Thomas Blatt was just fifteen years old when he was selected as a prison laborer. Among the jobs he was forced to do was cutting the hair of women who were bound for the gas chamber and sorting out possessions of the Jews who were murdered.
He also worked in a Forest Command, cutting wood used to incinerate the bodies. He told the court what it was like to live in constant fear of his life and said the Trevnicki, the name given the Ukrainian guards who served under the Nazis, were far more brutal than their Nazi masters. John Demjanjuk is accused of being one of those guards.
"Many people look at Demjanjuk with sorrow in their eyes - an old man, sick - we should let him live in peace. But I see different. I see what he has done. The agony he inflicted in people. And in my eyes, if the judge proves he was in Sobibor at the same time as I was he is a murderer," Blatt said.
The sprightly senior citizen who now lives in Santa Barbara, California was one of very few prisoners who managed to escape the camp during a prison revolt in the fall of 1943. For many who lost their families in Sobibor the testimony was hard to take.
Martin Haas came from his home in San Diego to attend the trial. He is a co-plaintiff on behalf of his mother, brother, sister and numerous other family members who were killed in Sobibor. He survived the war because he was hidden with a non-Jewish family in Holland. He says he admires Thomas Blatt and others who revolted against their jailers.

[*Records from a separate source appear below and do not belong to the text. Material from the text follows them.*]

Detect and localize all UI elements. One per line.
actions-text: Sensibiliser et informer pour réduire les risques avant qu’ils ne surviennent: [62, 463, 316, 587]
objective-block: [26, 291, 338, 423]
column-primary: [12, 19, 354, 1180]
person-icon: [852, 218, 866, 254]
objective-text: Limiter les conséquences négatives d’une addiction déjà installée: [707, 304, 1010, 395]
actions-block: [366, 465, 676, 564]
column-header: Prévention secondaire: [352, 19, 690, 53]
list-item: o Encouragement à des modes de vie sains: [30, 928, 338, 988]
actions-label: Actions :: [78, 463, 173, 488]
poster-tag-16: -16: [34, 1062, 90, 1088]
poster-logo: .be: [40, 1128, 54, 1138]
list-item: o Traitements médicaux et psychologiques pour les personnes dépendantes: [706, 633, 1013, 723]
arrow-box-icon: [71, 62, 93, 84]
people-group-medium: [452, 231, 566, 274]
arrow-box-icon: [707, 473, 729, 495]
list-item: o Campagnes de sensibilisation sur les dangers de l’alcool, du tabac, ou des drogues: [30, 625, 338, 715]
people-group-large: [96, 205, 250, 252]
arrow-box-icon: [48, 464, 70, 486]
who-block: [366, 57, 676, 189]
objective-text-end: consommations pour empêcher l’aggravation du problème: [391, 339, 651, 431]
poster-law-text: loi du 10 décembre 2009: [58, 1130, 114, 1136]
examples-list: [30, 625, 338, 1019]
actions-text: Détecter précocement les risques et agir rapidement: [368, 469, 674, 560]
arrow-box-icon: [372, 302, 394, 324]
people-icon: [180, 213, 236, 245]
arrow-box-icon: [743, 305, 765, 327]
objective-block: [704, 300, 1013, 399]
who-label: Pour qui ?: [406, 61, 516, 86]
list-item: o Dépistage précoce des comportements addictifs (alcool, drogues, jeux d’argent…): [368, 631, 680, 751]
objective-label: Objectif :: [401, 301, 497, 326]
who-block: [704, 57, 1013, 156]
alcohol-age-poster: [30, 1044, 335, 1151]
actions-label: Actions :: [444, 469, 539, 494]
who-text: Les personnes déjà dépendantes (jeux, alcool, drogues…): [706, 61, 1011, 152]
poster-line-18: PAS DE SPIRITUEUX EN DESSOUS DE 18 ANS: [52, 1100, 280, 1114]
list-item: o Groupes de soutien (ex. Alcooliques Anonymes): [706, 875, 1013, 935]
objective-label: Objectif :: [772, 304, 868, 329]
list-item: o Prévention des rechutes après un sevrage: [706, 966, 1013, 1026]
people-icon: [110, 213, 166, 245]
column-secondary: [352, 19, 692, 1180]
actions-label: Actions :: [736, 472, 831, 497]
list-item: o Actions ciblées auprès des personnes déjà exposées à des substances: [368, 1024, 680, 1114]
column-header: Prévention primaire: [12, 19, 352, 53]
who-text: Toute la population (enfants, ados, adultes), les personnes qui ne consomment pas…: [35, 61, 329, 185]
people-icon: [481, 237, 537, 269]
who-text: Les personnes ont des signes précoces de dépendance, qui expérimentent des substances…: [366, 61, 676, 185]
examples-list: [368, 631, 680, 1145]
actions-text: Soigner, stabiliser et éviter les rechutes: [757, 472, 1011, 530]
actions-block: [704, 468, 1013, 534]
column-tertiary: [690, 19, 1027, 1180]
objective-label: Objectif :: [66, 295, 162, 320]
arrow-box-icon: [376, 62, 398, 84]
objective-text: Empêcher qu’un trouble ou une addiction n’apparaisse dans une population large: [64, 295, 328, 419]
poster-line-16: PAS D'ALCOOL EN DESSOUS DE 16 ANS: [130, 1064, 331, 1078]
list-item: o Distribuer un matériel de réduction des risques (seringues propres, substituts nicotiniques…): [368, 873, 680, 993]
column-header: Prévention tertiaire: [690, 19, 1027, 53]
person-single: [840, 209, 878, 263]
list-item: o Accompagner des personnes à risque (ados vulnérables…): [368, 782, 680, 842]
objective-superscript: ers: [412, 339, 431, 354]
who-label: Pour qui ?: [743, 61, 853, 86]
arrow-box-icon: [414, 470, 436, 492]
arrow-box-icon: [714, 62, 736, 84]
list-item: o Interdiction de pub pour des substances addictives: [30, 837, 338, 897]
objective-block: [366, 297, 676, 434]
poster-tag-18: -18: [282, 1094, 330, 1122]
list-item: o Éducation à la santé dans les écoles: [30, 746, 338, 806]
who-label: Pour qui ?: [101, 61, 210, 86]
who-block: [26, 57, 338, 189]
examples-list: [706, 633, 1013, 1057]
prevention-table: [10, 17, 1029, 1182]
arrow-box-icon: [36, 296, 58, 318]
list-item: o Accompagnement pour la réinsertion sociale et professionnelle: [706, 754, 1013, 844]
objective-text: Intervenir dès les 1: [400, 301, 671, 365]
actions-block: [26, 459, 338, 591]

"I am just very proud of him. The conditions there in these camps were unbelievable. We can hardly imagine it sitting in a clean room with judges and attorneys. And to the extent we can understand it - the word terrible means nothing in this connection - these were true heroes when they were being industrially terrorized and murdered they managed to plan their escape," Haas said.
Philip Bialowitz, 84, is another eyewitness who survived the Sobibor Camp. He and his brother were forced to work in the camp while the rest of their family was sent to the gas chamber. He will testify again on Tuesday when the trial continues.